- Altarpiece by Gianfrancesco Modigliani in the Pinacoteca Civica di Forlì, with Saint Valerian on the right, 1590s

Martyr
- Residence: Forlì
- Major shrine: Santa Croce, Forlì
- Feast: 4 May

= Valerian of Forlì =

Unofficial saint and martyr of Forlì

Valerian of Forlì (Italian: Valeriano da Forlì) was, according to mediaeval Christian traditions, a patron saint of the city of Forlì.

According to one tradition, Valerian was a soldier in Roman times who died a martyr in his city, probably in the locality of San Valeriano, known today as San Varano, together with eighty of his companions, the martyrs from Forlì. It was said that, despite being a soldier, Valerian refused to fight both in order not to endanger civilians and for refusing violence, and converted his fellow soldiers to Christianity.

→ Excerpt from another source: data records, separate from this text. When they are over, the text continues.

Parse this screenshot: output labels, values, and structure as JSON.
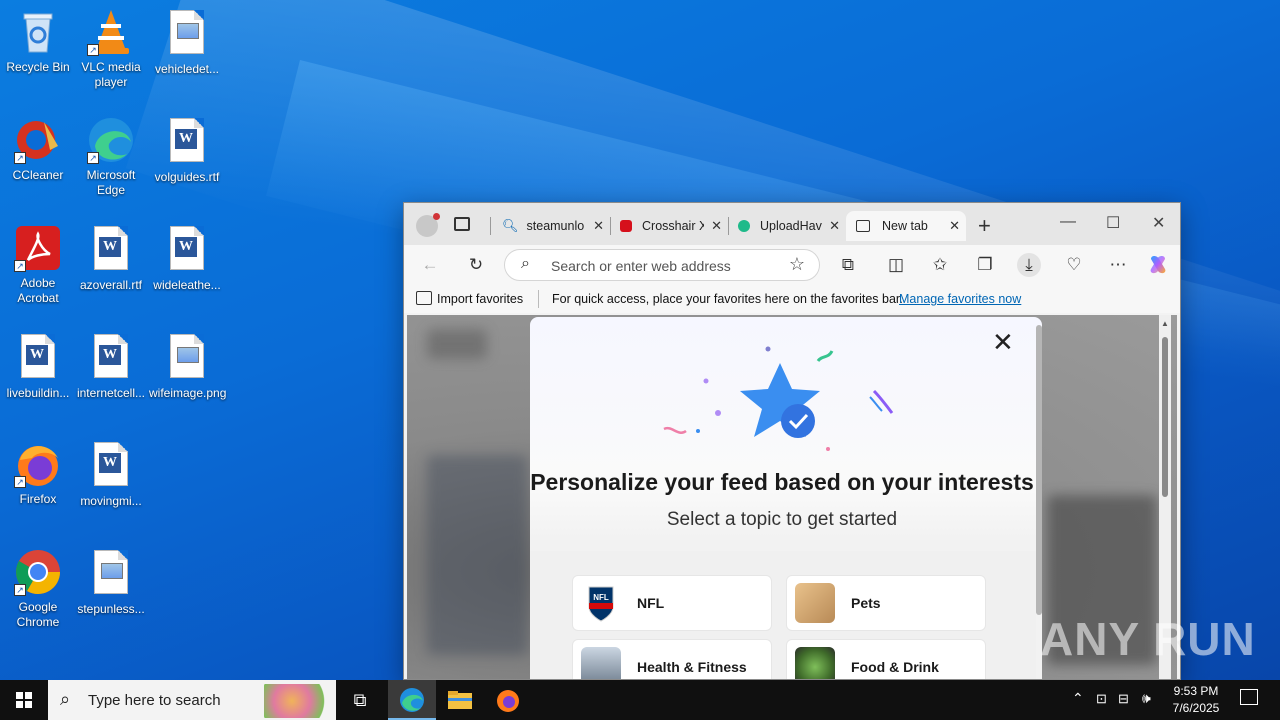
{
  "desktop": {
    "icons": [
      {
        "label": "Recycle Bin"
      },
      {
        "label": "VLC media player"
      },
      {
        "label": "vehicledet..."
      },
      {
        "label": "CCleaner"
      },
      {
        "label": "Microsoft Edge"
      },
      {
        "label": "volguides.rtf"
      },
      {
        "label": "Adobe Acrobat"
      },
      {
        "label": "azoverall.rtf"
      },
      {
        "label": "wideleathe..."
      },
      {
        "label": "livebuildin..."
      },
      {
        "label": "internetcell..."
      },
      {
        "label": "wifeimage.png"
      },
      {
        "label": "Firefox"
      },
      {
        "label": "movingmi..."
      },
      {
        "label": "Google Chrome"
      },
      {
        "label": "stepunless..."
      }
    ]
  },
  "browser": {
    "tabs": [
      {
        "title": "steamunlo"
      },
      {
        "title": "Crosshair X"
      },
      {
        "title": "UploadHav"
      },
      {
        "title": "New tab"
      }
    ],
    "address_placeholder": "Search or enter web address",
    "favbar": {
      "import_label": "Import favorites",
      "message": "For quick access, place your favorites here on the favorites bar.",
      "manage_link": "Manage favorites now"
    },
    "modal": {
      "title": "Personalize your feed based on your interests",
      "subtitle": "Select a topic to get started",
      "topics": [
        {
          "label": "NFL"
        },
        {
          "label": "Pets"
        },
        {
          "label": "Health & Fitness"
        },
        {
          "label": "Food & Drink"
        }
      ]
    }
  },
  "taskbar": {
    "search_placeholder": "Type here to search",
    "time": "9:53 PM",
    "date": "7/6/2025"
  },
  "watermark": "ANY RUN"
}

Another tradition, in connexion with the church of Santa Maria del Voto, attributes to a certain romito (lit. 'hermit') and preacher of the Roman era, also named Valerian, the performance of miraculous deeds and successful exorcisms.

== Veneration ==
On 4 May 1848, in Santa Croce, the cathedral of Forlì, his bones were moved from the chapel of the Madonna del Fuoco to the main altar. In addition to various works of art, he is depicted on the ancient municipal seal and on that of the bishop of Forlì.

He is remembered locally on 22 November, but does not appear in the official Roman Martyrology. In 1967 the Sacred Congregation of Rites expunged his feast day (4 May) from the liturgical calendar, due to confusion as to the identity of the historical Valerian.